Standard treatment for multiple myeloma involves giving high doses of chemotherapy and replacing blood-forming cells destroyed by the cancer treatment with a stem cell transplant. This has significantly improved response and survival rates among patients. However, nearly all patients will relapse over time and will develop resistance to standard treatment. A treatment option for relapsed multiple myeloma is biologic therapy that uses the patient's immune system to fight cancer. Monoclonal antibodies, such as elotuzumab, are a type of biologic therapy composed of antibodies that attach to cancer cells. Early studies have reported promising results with elotuzumab for relapsed multiple myeloma.

The aim of this late-phase study was to examine the safety and effectiveness of elotuzumab for relapsed multiple myeloma.

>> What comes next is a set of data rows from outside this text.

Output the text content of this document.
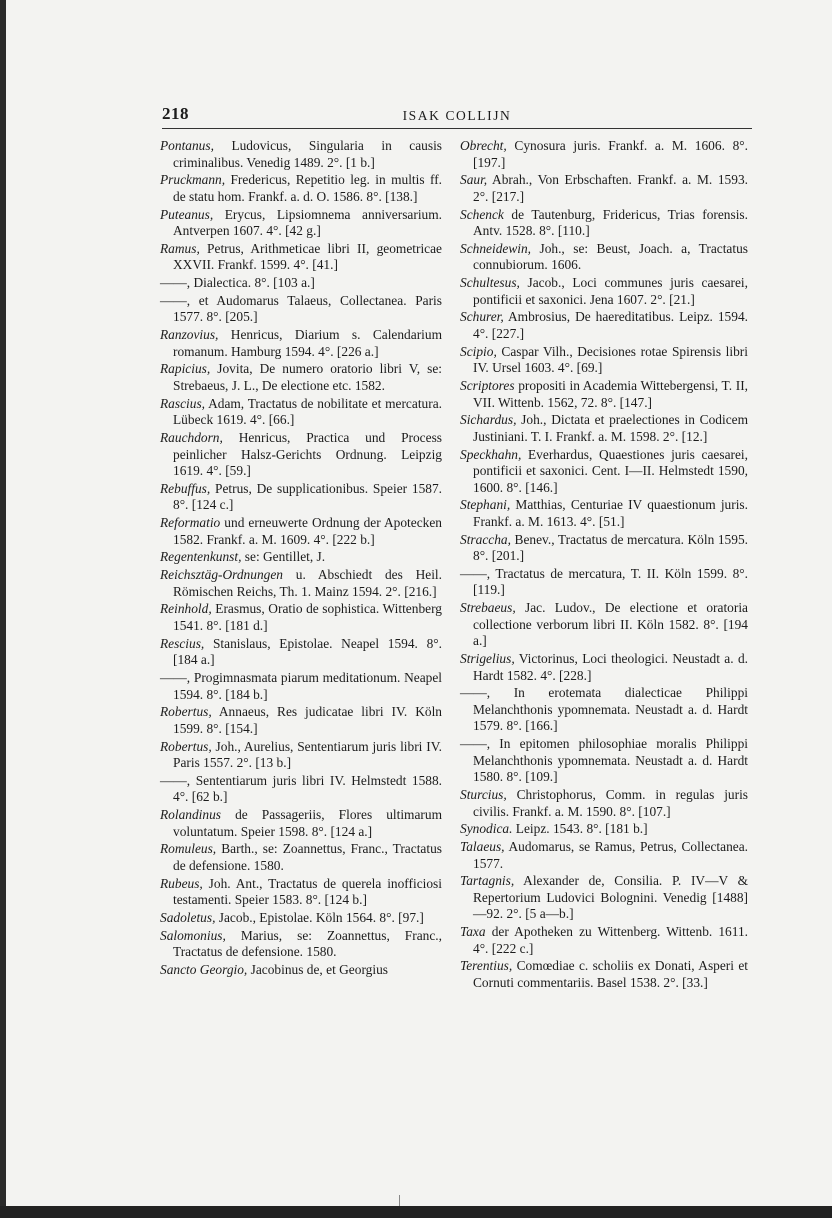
218	ISAK COLLIJN
Pontanus, Ludovicus, Singularia in causis criminalibus. Venedig 1489. 2°. [1 b.]
Pruckmann, Fredericus, Repetitio leg. in multis ff. de statu hom. Frankf. a. d. O. 1586. 8°. [138.]
Puteanus, Erycus, Lipsiomnema anniversarium. Antverpen 1607. 4°. [42 g.]
Ramus, Petrus, Arithmeticae libri II, geometricae XXVII. Frankf. 1599. 4°. [41.]
——, Dialectica. 8°. [103 a.]
——, et Audomarus Talaeus, Collectanea. Paris 1577. 8°. [205.]
Ranzovius, Henricus, Diarium s. Calendarium romanum. Hamburg 1594. 4°. [226 a.]
Rapicius, Jovita, De numero oratorio libri V, se: Strebaeus, J. L., De electione etc. 1582.
Rascius, Adam, Tractatus de nobilitate et mercatura. Lübeck 1619. 4°. [66.]
Rauchdorn, Henricus, Practica und Process peinlicher Halsz-Gerichts Ordnung. Leipzig 1619. 4°. [59.]
Rebuffus, Petrus, De supplicationibus. Speier 1587. 8°. [124 c.]
Reformatio und erneuwerte Ordnung der Apotecken 1582. Frankf. a. M. 1609. 4°. [222 b.]
Regentenkunst, se: Gentillet, J.
Reichsztäg-Ordnungen u. Abschiedt des Heil. Römischen Reichs, Th. 1. Mainz 1594. 2°. [216.]
Reinhold, Erasmus, Oratio de sophistica. Wittenberg 1541. 8°. [181 d.]
Rescius, Stanislaus, Epistolae. Neapel 1594. 8°. [184 a.]
——, Progimnasmata piarum meditationum. Neapel 1594. 8°. [184 b.]
Robertus, Annaeus, Res judicatae libri IV. Köln 1599. 8°. [154.]
Robertus, Joh., Aurelius, Sententiarum juris libri IV. Paris 1557. 2°. [13 b.]
——, Sententiarum juris libri IV. Helmstedt 1588. 4°. [62 b.]
Rolandinus de Passageriis, Flores ultimarum voluntatum. Speier 1598. 8°. [124 a.]
Romuleus, Barth., se: Zoannettus, Franc., Tractatus de defensione. 1580.
Rubeus, Joh. Ant., Tractatus de querela inofficiosi testamenti. Speier 1583. 8°. [124 b.]
Sadoletus, Jacob., Epistolae. Köln 1564. 8°. [97.]
Salomonius, Marius, se: Zoannettus, Franc., Tractatus de defensione. 1580.
Sancto Georgio, Jacobinus de, et Georgius
Obrecht, Cynosura juris. Frankf. a. M. 1606. 8°. [197.]
Saur, Abrah., Von Erbschaften. Frankf. a. M. 1593. 2°. [217.]
Schenck de Tautenburg, Fridericus, Trias forensis. Antv. 1528. 8°. [110.]
Schneidewin, Joh., se: Beust, Joach. a, Tractatus connubiorum. 1606.
Schultesus, Jacob., Loci communes juris caesarei, pontificii et saxonici. Jena 1607. 2°. [21.]
Schurer, Ambrosius, De haereditatibus. Leipz. 1594. 4°. [227.]
Scipio, Caspar Vilh., Decisiones rotae Spirensis libri IV. Ursel 1603. 4°. [69.]
Scriptores propositi in Academia Wittebergensi, T. II, VII. Wittenb. 1562, 72. 8°. [147.]
Sichardus, Joh., Dictata et praelectiones in Codicem Justiniani. T. I. Frankf. a. M. 1598. 2°. [12.]
Speckhahn, Everhardus, Quaestiones juris caesarei, pontificii et saxonici. Cent. I—II. Helmstedt 1590, 1600. 8°. [146.]
Stephani, Matthias, Centuriae IV quaestionum juris. Frankf. a. M. 1613. 4°. [51.]
Straccha, Benev., Tractatus de mercatura. Köln 1595. 8°. [201.]
——, Tractatus de mercatura, T. II. Köln 1599. 8°. [119.]
Strebaeus, Jac. Ludov., De electione et oratoria collectione verborum libri II. Köln 1582. 8°. [194 a.]
Strigelius, Victorinus, Loci theologici. Neustadt a. d. Hardt 1582. 4°. [228.]
——, In erotemata dialecticae Philippi Melanchthonis ypomnemata. Neustadt a. d. Hardt 1579. 8°. [166.]
——, In epitomen philosophiae moralis Philippi Melanchthonis ypomnemata. Neustadt a. d. Hardt 1580. 8°. [109.]
Sturcius, Christophorus, Comm. in regulas juris civilis. Frankf. a. M. 1590. 8°. [107.]
Synodica. Leipz. 1543. 8°. [181 b.]
Talaeus, Audomarus, se Ramus, Petrus, Collectanea. 1577.
Tartagnis, Alexander de, Consilia. P. IV—V & Repertorium Ludovici Bolognini. Venedig [1488]—92. 2°. [5 a—b.]
Taxa der Apotheken zu Wittenberg. Wittenb. 1611. 4°. [222 c.]
Terentius, Comœdiae c. scholiis ex Donati, Asperi et Cornuti commentariis. Basel 1538. 2°. [33.]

646 patients with progressing multiple myeloma after 1 to 3 previous treatments were included. Patients were randomly assigned to one of two treatment groups. 321 patients were treated with elotuzumab plus the biologic therapy lenalidomide and the steroid drug dexamethasone. 325 patients were treated with lenalidomide and dexamethasone alone (control group). Patients were followed for an average of 24.5 months.

In the elotuzumab group, 165 progressions and 14 deaths were observed over the study period. In the control group, 183 progressions and 22 deaths were observed.

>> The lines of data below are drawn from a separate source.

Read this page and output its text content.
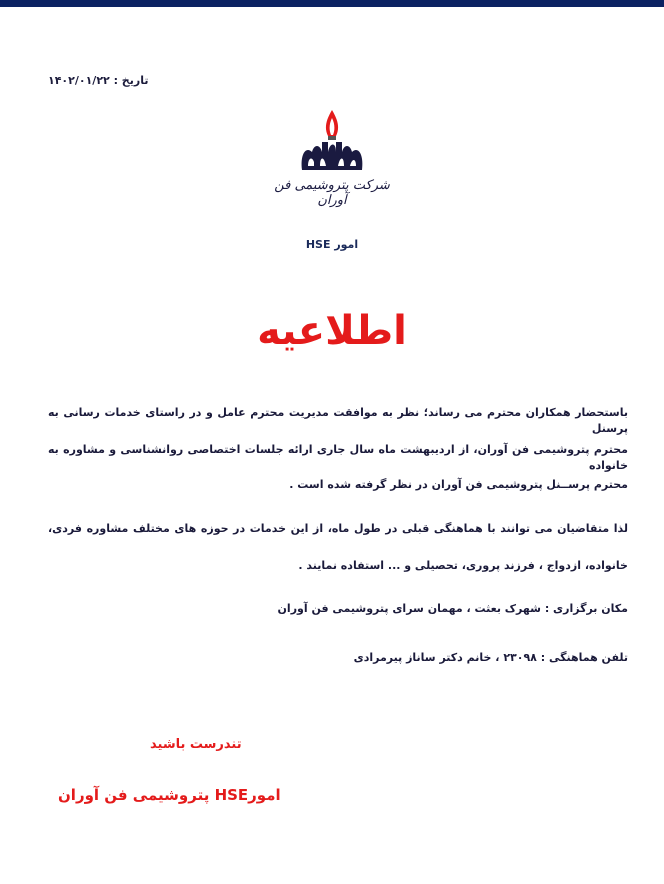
تاریخ : ۱۴۰۲/۰۱/۲۲
شرکت پتروشیمی فن آوران
امور HSE
اطلاعیه
باستحضار همکاران محترم می رساند؛ نظر به موافقت مدیریت محترم عامل و در راستای خدمات رسانی به پرسنل
محترم پتروشیمی فن آوران، از اردیبهشت ماه سال جاری ارائه جلسات اختصاصی روانشناسی و مشاوره به خانواده
محترم پرســنل پتروشیمی فن آوران در نظر گرفته شده است .
لذا متقاضیان می توانند با هماهنگی قبلی در طول ماه، از این خدمات در حوزه های مختلف مشاوره فردی،
خانواده، ازدواج ، فرزند پروری، تحصیلی و ... استفاده نمایند .
مکان برگزاری : شهرک بعثت ، مهمان سرای پتروشیمی فن آوران
تلفن هماهنگی : ۲۳۰۹۸ ، خانم دکتر ساناز پیرمرادی
تندرست باشید
امورHSE پتروشیمی فن آوران
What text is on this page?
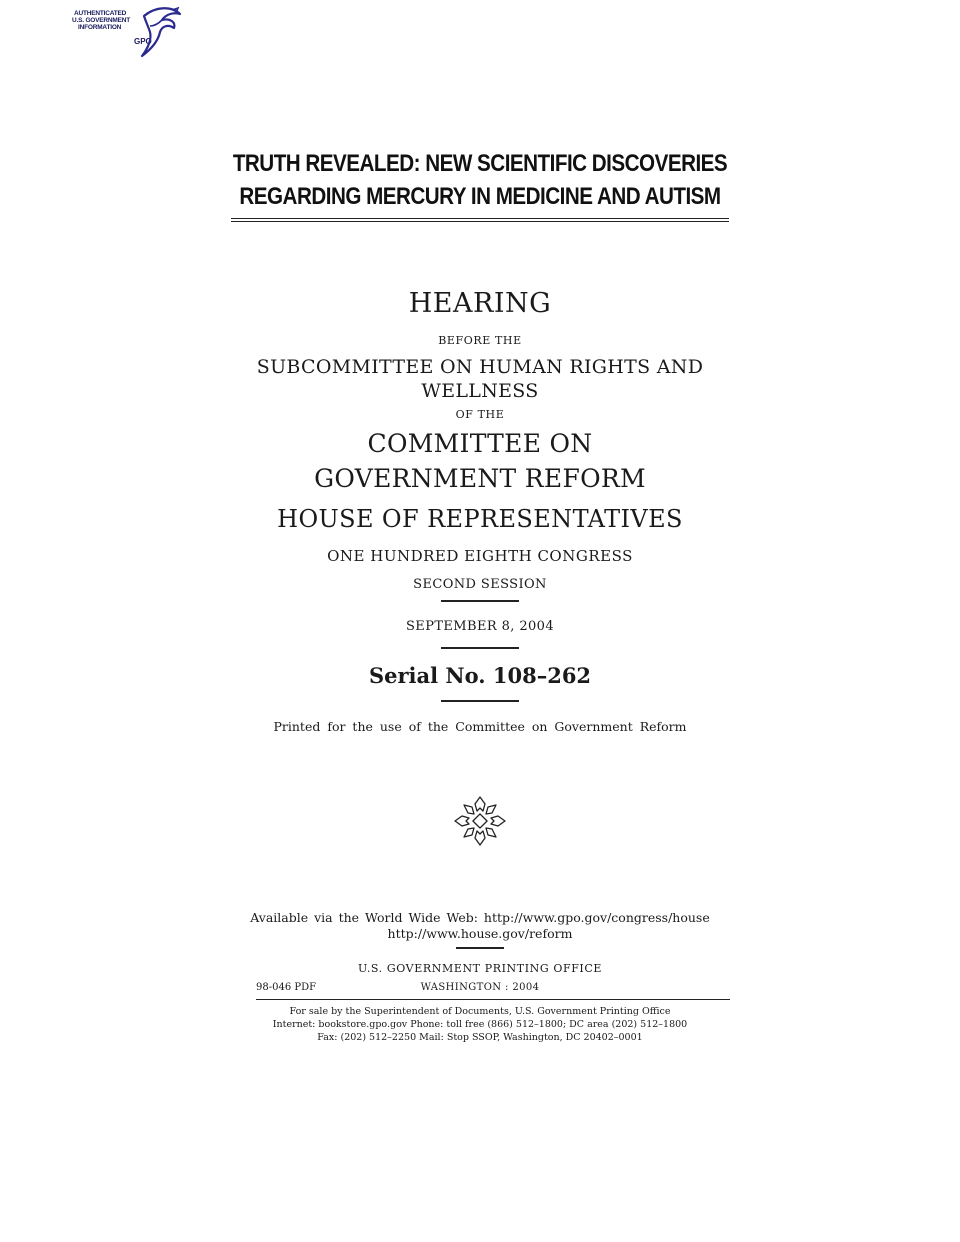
AUTHENTICATED
U.S. GOVERNMENT
INFORMATION
GPO
TRUTH REVEALED: NEW SCIENTIFIC DISCOVERIES
REGARDING MERCURY IN MEDICINE AND AUTISM
HEARING
BEFORE THE
SUBCOMMITTEE ON HUMAN RIGHTS AND
WELLNESS
OF THE
COMMITTEE ON
GOVERNMENT REFORM
HOUSE OF REPRESENTATIVES
ONE HUNDRED EIGHTH CONGRESS
SECOND SESSION
SEPTEMBER 8, 2004
Serial No. 108–262
Printed for the use of the Committee on Government Reform
Available via the World Wide Web: http://www.gpo.gov/congress/house
http://www.house.gov/reform
U.S. GOVERNMENT PRINTING OFFICE
98-046 PDF	WASHINGTON : 2004
For sale by the Superintendent of Documents, U.S. Government Printing Office
Internet: bookstore.gpo.gov Phone: toll free (866) 512–1800; DC area (202) 512–1800
Fax: (202) 512–2250 Mail: Stop SSOP, Washington, DC 20402–0001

 Average time to disease progression in the elotuzumab group was 19.4 months. This was significantly longer compared to the control group (14.9 months). 41% of patients in the elotuzumab group were progression-free at 2 years. This was significantly greater compared to 27% in the control group.

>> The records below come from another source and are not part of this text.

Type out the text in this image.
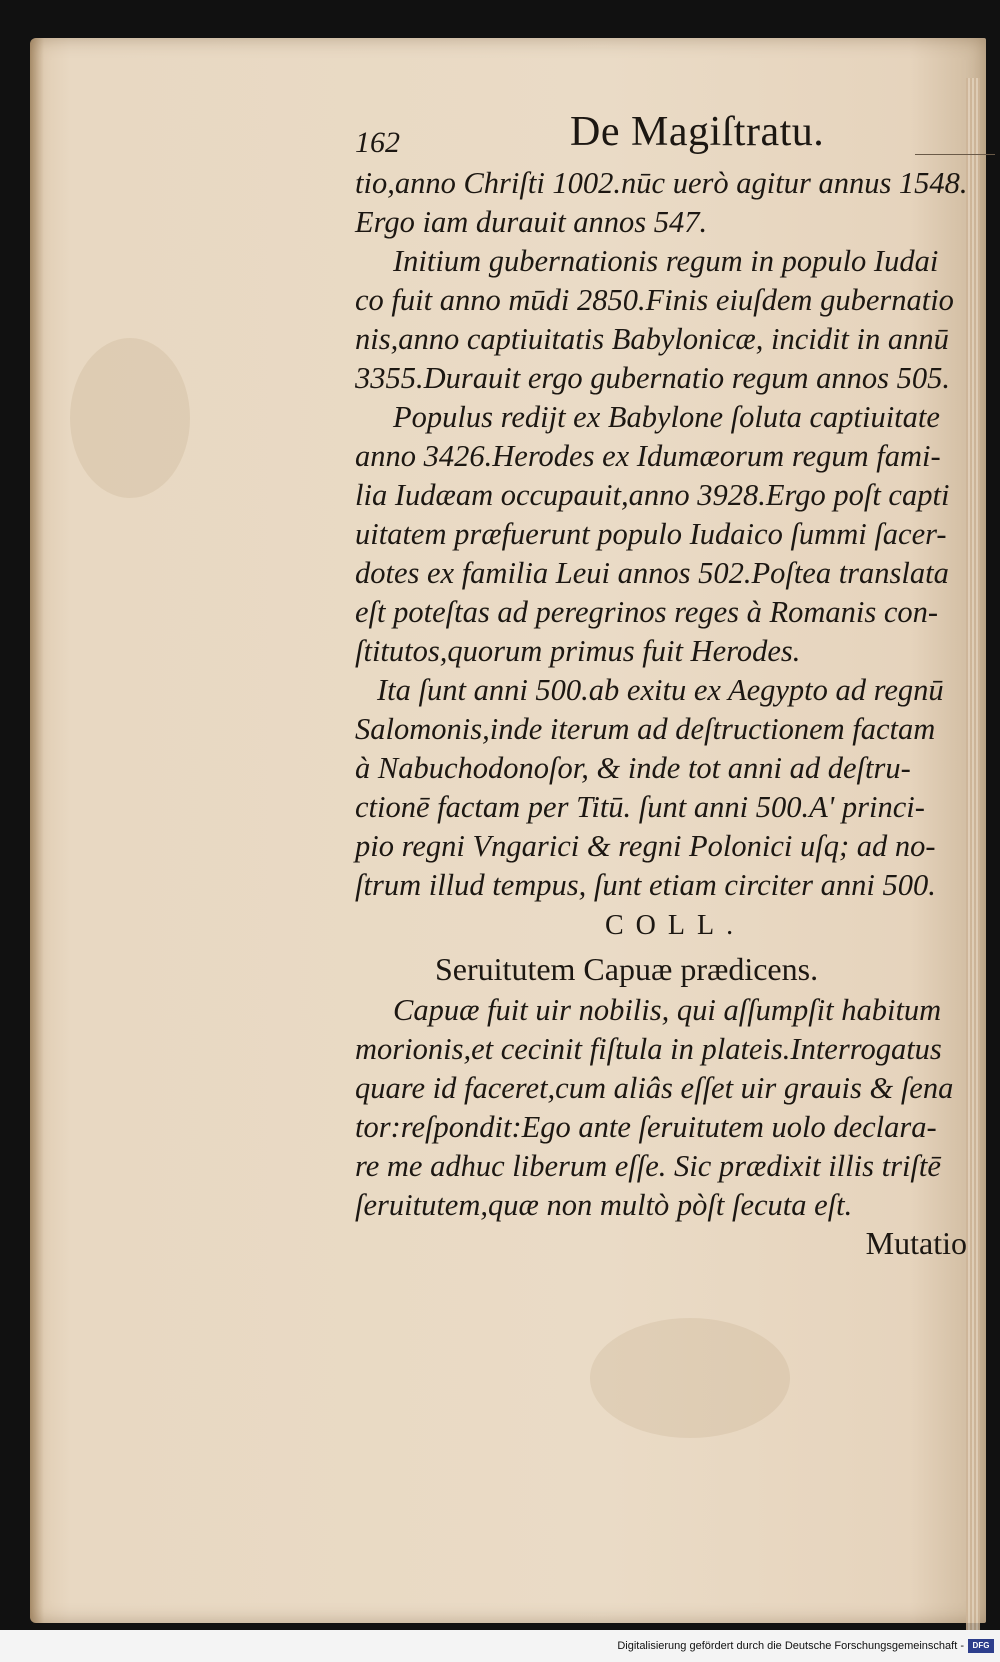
162	De Magiſtratu.
tio,anno Chriſti 1002.nūc uerò agitur annus 1548.
Ergo iam durauit annos 547.
Initium gubernationis regum in populo Iudai
co fuit anno mūdi 2850.Finis eiuſdem gubernatio
nis,anno captiuitatis Babylonicæ, incidit in annū
3355.Durauit ergo gubernatio regum annos 505.
Populus rediјt ex Babylone ſoluta captiuitate
anno 3426.Herodes ex Idumæorum regum fami-
lia Iudæam occupauit,anno 3928.Ergo poſt capti
uitatem præfuerunt populo Iudaico ſummi ſacer-
dotes ex familia Leui annos 502.Poſtea translata
eſt poteſtas ad peregrinos reges à Romanis con-
ſtitutos,quorum primus fuit Herodes.
Ita ſunt anni 500.ab exitu ex Aegypto ad regnū
Salomonis,inde iterum ad deſtructionem factam
à Nabuchodonoſor, & inde tot anni ad deſtru-
ctionē factam per Titū. ſunt anni 500.A' princi-
pio regni Vngarici & regni Polonici uſq; ad no-
ſtrum illud tempus, ſunt etiam circiter anni 500.
COLL.
Seruitutem Capuæ prædicens.
Capuæ fuit uir nobilis, qui aſſumpſit habitum
morionis,et cecinit fiſtula in plateis.Interrogatus
quare id faceret,cum aliâs eſſet uir grauis & ſena
tor:reſpondit:Ego ante ſeruitutem uolo declara-
re me adhuc liberum eſſe. Sic prædixit illis triſtē
ſeruitutem,quæ non multò pòſt ſecuta eſt.
Mutatio
Digitalisierung gefördert durch die Deutsche Forschungsgemeinschaft -	DFG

These results were unaffected by age, disease stage, treatment resistance to the most recent line of therapy, and previous treatment types. The greatest benefit in progression-free survival was observed among patients who had multiple myeloma for 3.5 years or more. Among these patients, average overall survival (time from treatment until death from any cause) was 26 months in the elotuzumab group compared to 17.3 months in the control group.

Serious side effects were reported in 65% of patients in the elotuzumab group and in 57% of patients in the control group. These included low neutrophil and lymphocyte levels (types of white blood cells) and anemia (low red blood cell levels) as well as fatigue, fever, and diarrhea.

Researchers concluded that adding elotuzumab to treatment reduced the risk of disease progression by 30% in patients with relapsed multiple myeloma.